This pandemic will show us exactly how much the U.S. government has neglected public health.
Every disaster movie begins with key decision makers ignoring a warning from a scientist. The field and concepts of public health are usually far away from public consciousness. Some people don’t really care about how to prevent something until it has already happened. However, it is unfair for decision makers to give up on their constituents after they make a mistake. They must seek to make informed decisions and enact evidence-based policies and interventions to help the public they are technically serving, even if their actions are not always best for their constituents.
The Centers for Disease Control and Prevention (CDC) defines public health as “the science and art of preventing disease, prolonging life, and promoting health through the organized efforts and informed choices of society, organizations, public and private communities, and individuals.” The World Health Organization also adds, “[the] combined effort to provide conditions under which people can maintain to be healthy, improve their health and wellbeing, or prevent the deterioration of their health, including the entire spectrum of health and wellbeing, not only the eradication of particular diseases.”
Public health focuses on population and prevention—and is involved with much more than only responding to disease outbreaks. Outbreak containment is dramatized through movies and popular culture, and thus is more present in people’s minds, compared to food, water, or air problems, which some people perceive as less of a threat, but are significant impacts on the health of American and global citizens daily.
According to the CDC, an outbreak describes an occurrence in a community or region of cases of an illness which clearly exceed normal expectancy, while an epidemic refers to a larger geographic distribution of illness. A pandemic denotes a disease affecting the population of an extensive region, country, or continent. The flu is generally not considered an epidemic because there is an expected number of cases every year. If the newly expected cases are higher than the precedent, then it would be considered an epidemic. The COVID19 outbreak is considered a pandemic because COVID19 is not endemic to any regions of the world, and is not in the normal diseases expected to impact people.
In 2014, the world avoided a global outbreak of Ebola due to selfless health workers and probably luck, Bill Gates says, in a 2014 TED Talk, “The next outbreak? We’re not ready” where he critically examines the United States and global response to the Ebola crisis and how we could have done better. He said we aren’t ready for the next outbreak. We can clearly see that prediction in reality today.
The United States has the most expensive healthcare system in the world, but healthcare is not health. Insurance companies and the government create a smokescreen, but at the end of the day, the American people pay this price. The exorbitant amount we spend that sits in the pockets of executives has not helped a bit during this time of global need.

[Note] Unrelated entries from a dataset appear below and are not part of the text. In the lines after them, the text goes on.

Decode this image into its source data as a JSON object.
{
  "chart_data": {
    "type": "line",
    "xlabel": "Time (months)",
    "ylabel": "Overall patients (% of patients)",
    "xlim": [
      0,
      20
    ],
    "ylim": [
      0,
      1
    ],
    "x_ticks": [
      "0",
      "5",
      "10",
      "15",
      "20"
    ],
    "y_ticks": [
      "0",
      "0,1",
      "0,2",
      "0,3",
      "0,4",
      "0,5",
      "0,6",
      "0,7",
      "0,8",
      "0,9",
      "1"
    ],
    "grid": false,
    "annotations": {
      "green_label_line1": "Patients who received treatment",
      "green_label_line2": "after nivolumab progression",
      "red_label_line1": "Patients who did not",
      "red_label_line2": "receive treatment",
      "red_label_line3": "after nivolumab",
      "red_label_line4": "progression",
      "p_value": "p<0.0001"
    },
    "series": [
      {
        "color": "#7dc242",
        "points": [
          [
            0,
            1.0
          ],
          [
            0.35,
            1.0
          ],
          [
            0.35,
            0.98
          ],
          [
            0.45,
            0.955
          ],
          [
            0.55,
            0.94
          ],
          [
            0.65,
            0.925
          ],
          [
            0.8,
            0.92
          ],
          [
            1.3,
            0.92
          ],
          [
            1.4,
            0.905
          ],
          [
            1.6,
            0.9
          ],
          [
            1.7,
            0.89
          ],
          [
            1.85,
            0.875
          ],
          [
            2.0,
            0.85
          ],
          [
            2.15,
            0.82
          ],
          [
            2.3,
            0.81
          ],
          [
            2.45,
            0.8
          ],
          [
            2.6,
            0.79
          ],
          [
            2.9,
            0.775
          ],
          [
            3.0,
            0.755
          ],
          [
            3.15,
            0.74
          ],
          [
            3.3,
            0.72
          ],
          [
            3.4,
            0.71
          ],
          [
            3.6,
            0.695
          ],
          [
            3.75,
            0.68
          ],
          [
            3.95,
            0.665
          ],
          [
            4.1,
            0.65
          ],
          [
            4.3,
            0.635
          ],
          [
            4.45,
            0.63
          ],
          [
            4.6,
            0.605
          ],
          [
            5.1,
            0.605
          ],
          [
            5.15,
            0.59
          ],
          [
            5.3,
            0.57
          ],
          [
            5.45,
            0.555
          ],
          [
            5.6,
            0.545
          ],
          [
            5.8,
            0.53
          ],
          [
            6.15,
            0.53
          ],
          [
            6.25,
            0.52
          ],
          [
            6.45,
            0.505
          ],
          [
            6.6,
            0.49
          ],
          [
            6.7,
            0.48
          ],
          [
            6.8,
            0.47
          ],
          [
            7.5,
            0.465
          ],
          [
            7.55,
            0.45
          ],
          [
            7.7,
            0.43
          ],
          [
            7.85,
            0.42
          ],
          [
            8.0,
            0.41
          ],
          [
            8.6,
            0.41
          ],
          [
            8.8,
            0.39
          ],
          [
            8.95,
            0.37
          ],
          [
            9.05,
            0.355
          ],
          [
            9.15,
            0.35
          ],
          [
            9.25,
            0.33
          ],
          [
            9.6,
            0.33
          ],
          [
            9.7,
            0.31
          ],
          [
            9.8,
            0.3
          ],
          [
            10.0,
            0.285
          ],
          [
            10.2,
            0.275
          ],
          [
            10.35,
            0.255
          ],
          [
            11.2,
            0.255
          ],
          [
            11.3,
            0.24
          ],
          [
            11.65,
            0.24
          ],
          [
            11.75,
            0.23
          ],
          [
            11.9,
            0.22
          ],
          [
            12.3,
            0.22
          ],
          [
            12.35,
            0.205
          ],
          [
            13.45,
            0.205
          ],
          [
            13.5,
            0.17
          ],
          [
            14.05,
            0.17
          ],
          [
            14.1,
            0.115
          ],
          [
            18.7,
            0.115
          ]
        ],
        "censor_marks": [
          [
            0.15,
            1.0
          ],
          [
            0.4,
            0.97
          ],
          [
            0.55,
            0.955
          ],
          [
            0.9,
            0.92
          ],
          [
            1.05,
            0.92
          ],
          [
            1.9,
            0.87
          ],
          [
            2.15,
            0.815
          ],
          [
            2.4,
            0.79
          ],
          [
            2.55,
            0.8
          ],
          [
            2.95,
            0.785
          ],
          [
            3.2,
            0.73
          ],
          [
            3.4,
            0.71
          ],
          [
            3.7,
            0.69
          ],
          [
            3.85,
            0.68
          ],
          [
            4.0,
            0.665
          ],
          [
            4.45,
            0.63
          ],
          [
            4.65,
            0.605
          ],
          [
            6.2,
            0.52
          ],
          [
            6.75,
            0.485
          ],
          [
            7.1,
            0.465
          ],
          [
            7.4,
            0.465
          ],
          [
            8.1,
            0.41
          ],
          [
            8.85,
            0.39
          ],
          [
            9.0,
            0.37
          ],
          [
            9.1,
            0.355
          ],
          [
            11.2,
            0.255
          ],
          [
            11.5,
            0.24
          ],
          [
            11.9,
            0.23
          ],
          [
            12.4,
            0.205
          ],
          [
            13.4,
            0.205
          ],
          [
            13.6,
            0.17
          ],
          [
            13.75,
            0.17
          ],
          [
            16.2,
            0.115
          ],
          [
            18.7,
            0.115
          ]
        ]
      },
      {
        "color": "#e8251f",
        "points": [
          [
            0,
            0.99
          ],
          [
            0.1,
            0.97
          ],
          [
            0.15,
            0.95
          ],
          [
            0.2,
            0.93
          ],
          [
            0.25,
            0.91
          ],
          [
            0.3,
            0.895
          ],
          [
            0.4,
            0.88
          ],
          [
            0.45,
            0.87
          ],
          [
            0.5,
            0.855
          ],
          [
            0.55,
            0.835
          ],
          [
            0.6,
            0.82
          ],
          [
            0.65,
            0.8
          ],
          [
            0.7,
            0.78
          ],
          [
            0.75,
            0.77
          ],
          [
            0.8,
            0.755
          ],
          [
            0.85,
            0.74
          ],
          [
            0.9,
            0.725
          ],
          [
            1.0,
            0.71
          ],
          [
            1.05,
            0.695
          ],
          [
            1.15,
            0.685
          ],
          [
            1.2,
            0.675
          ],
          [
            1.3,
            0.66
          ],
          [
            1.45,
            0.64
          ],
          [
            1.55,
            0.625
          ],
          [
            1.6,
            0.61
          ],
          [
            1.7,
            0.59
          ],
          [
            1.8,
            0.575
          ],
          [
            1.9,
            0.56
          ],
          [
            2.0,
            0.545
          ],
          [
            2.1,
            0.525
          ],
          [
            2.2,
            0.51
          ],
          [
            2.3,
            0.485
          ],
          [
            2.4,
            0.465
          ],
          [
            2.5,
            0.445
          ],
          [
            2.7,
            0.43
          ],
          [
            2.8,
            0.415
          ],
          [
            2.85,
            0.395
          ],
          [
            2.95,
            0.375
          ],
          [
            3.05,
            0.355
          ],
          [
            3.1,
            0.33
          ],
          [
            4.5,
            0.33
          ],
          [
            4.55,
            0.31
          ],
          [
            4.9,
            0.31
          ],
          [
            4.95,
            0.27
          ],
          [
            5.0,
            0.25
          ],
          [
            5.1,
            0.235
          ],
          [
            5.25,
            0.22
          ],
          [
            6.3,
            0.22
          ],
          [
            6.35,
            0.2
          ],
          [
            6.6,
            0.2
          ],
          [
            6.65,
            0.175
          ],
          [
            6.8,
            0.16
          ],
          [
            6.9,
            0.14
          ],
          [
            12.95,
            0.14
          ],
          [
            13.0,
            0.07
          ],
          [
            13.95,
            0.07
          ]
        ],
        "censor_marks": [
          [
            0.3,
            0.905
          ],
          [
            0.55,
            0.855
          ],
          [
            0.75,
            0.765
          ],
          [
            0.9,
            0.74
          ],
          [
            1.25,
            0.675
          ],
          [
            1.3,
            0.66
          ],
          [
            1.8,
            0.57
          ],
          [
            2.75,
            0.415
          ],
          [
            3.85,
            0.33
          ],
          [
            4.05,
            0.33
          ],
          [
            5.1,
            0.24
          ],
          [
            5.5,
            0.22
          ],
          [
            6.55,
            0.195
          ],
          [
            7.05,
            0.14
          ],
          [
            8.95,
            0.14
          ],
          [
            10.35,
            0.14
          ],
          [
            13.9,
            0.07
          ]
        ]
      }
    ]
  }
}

American culture is economy-focused, not humanity-focused. Even so, both the economy and people are suffering right now. Public health infrastructure and policy cannot advance in the US when economics are more important than human life and health. When people are viewed as machinery in an economic system, some will complete analyses that rank people’s lives in lower importance to other economic factors. This is the critical flaw in pervasive American culture, if the goal is to protect people’s lives and human rights. Through two centuries of implementation, the US government has been shown to be negligent to population health, and now we are all suffering for it.
Saikeerthi Naidu is a student at the University of Kentucky College of Public Health and a life-long Lexington resident.